Objet : Note de mobilité des CPIP et mépris des CIMM
Monsieur le Directeur Général de l’Administration Pénitentiaire,
Lors des débats houleux sur la note de mobilité des CPIP, FO Justice avait tiré la sonnette d’alarme. Nous avions voté contre ce texte, car nous avions anticipé la dérive gravissime qu’il autorise à savoir permettre à l’administration de muter des agents sans CIMM avant ceux qui détiennent pourtant cette priorité légitime.
Pendant ce temps, d’autres organisations syndicales, à l’instar de la CGT IP/PÉNITENTIAIRE et du SNEPAP-FSU, préféraient valider cette régression en CSA SPIP et CSA AP.
Aujourd’hui, les faits nous donnent malheureusement raison, et le prix à payer est humainement inacceptable.
La situation de la Polynésie cette année en est l’illustration parfaite et révoltante : 3 postes étaient ouverts.
Deux de nos collègues CPIP, actuellement en métropole et détenteurs des CIMM avec raisons particulières (RC, RS) pour ce territoire, attendaient légitimement leur retour.
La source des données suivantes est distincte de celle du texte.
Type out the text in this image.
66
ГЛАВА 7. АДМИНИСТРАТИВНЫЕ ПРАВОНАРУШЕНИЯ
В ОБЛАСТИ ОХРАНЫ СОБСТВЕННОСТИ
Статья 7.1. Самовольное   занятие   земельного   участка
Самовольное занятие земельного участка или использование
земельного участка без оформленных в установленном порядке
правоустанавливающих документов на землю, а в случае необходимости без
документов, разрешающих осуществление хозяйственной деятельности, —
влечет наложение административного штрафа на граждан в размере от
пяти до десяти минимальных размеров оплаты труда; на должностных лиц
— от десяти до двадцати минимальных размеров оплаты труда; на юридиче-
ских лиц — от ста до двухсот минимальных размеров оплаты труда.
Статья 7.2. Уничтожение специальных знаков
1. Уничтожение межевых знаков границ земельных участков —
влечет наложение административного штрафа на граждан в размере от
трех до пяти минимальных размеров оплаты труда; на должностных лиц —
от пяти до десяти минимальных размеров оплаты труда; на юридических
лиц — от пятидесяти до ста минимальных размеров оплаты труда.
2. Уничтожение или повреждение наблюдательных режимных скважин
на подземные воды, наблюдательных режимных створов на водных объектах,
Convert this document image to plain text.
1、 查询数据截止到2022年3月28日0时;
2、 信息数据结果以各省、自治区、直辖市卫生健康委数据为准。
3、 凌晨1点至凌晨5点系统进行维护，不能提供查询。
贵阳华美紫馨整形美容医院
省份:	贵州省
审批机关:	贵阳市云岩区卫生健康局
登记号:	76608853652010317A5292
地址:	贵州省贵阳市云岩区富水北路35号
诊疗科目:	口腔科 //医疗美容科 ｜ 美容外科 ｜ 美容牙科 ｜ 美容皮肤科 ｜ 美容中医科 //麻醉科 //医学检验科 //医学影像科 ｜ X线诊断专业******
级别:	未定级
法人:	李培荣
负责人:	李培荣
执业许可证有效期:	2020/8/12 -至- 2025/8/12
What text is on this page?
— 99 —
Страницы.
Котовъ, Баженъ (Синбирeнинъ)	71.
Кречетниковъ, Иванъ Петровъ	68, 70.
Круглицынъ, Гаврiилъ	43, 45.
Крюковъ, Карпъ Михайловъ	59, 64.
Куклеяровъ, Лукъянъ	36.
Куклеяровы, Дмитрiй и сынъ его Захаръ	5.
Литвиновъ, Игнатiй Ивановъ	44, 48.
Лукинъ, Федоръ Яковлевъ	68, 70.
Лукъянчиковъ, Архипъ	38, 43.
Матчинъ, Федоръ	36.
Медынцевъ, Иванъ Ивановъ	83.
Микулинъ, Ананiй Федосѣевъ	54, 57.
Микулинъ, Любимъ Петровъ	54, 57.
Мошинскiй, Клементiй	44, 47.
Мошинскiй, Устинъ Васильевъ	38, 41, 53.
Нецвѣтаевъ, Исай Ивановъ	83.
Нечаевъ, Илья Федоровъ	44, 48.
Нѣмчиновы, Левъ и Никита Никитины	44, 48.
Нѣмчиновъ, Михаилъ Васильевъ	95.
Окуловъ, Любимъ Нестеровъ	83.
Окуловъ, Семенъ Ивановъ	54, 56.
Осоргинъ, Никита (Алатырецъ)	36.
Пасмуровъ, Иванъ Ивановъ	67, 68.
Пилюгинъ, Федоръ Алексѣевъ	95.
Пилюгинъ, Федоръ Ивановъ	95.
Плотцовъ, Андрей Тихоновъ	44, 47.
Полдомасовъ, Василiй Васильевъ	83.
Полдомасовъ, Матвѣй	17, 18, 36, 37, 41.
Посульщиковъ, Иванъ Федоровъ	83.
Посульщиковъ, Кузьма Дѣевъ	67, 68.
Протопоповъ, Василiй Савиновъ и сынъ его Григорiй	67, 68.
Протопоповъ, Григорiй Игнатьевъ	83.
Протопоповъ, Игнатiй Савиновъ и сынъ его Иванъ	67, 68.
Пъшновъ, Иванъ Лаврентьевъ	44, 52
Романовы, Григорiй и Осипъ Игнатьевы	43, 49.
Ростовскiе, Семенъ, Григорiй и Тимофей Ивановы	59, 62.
Résultat ? L’administration a choisi de muter 3 agents non-originaires, laissant nos 2 collègues sur le carreau. Comment l’administration peut-elle justifier un tel traitement RH ? Comment regarder en face des agents à qui la loi reconnaît un lien structurel avec leur territoire d’origine, et leur préférer des profils sans attaches prioritaires, au mépris des règles de transparence les plus élémentaires ?Face à cette injustice, FO Justice n’a pas attendu la publication de cette lettre ouverte pour agir. Nos équipes se sont immédiatement coordonnées pour mener la riposte à tous les échelons :
- Au niveau national, en exigeant et en engageant le réexamen de la situation des collègues indûment bloqués
- Au niveau régional, à travers une journée de mobilisation massive organisée le jeudi 18 juin 2026
La colère des personnels est profonde, légitime, et elle s’est exprimée. Le problème de fond reste entier et l’arbitraire ne peut devenir la règle. Notre organisation syndicale a été la seule à intervenir à tous les niveaux et a obtenu la mutation dans l’intérêt du service de nos 2 collègues CPIP pour la Polynésie.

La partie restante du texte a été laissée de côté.